DÉTOURNEMENT DE LA BHD

Un problème de santé publique

→ La population des patients sous BHD est d’environ 850 000 personnes (pour 23 000 sous méthadone) dont 95-97 % y recourent dans un contexte médical. Toutefois, les détournements s’intensifient et elle donne lieu à un véritable trafic. L’injection IV des comprimés broyés concerne jusqu’à 30 % des usagers – et environ 17 % d’entre eux « snifferaient » les comprimés écrasés. Outre un risque de contamination microbienne, elle accentue le risque de dépression respiratoire, particulièrement en cas d’association à l’alcool ou aux benzodiazépines, et expose à des atteintes hépatiques.

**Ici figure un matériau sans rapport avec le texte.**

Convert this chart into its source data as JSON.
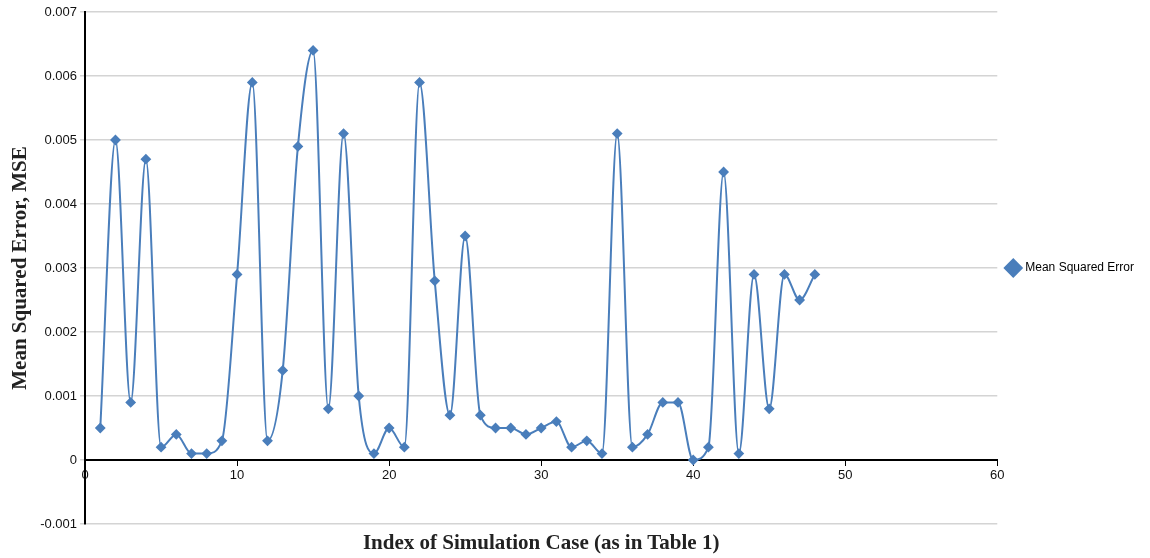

Les excipients injectés sont à l’origine de complications locales sévères (abcès nécrotiques, phlegmons, thromboses veineuses).

→ L’Afssaps renouvelle régulièrement ses recommandations pour limiter le risque de détournement : suivi médical régulier des patients ; adaptation posologique pour prévenir toute manifestation de manque d’héroïne ; dispensation fractionnée du médicament par un pharmacien référent ; information sur les dangers de l’usage détourné de ce produit ; soutien psychologique des patients ; insertion dans un réseau.

→ La BHD est, depuis peu, soumise à la législation sur les stupéfiants (arrêté du 9 mars 2012) ; sa prescription est possible par tout médecin.

Grossesse et TSO

L’héroïnomanie pendant la grossesse est à l’origine de prématurité, voire de mort in utero. La prescription d’un TSO est possible chez la future maman. Un syndrome de sevrage se manifeste par des atteintes neurologiques (instabilité, hyperexcitabilité, cris, troubles du sommeil), des troubles respiratoires et des troubles digestifs (diarrhée avec déshydratation, troubles de la succion). La faible passage des TSO dans le lait ne contre-indique pas l’allaitement.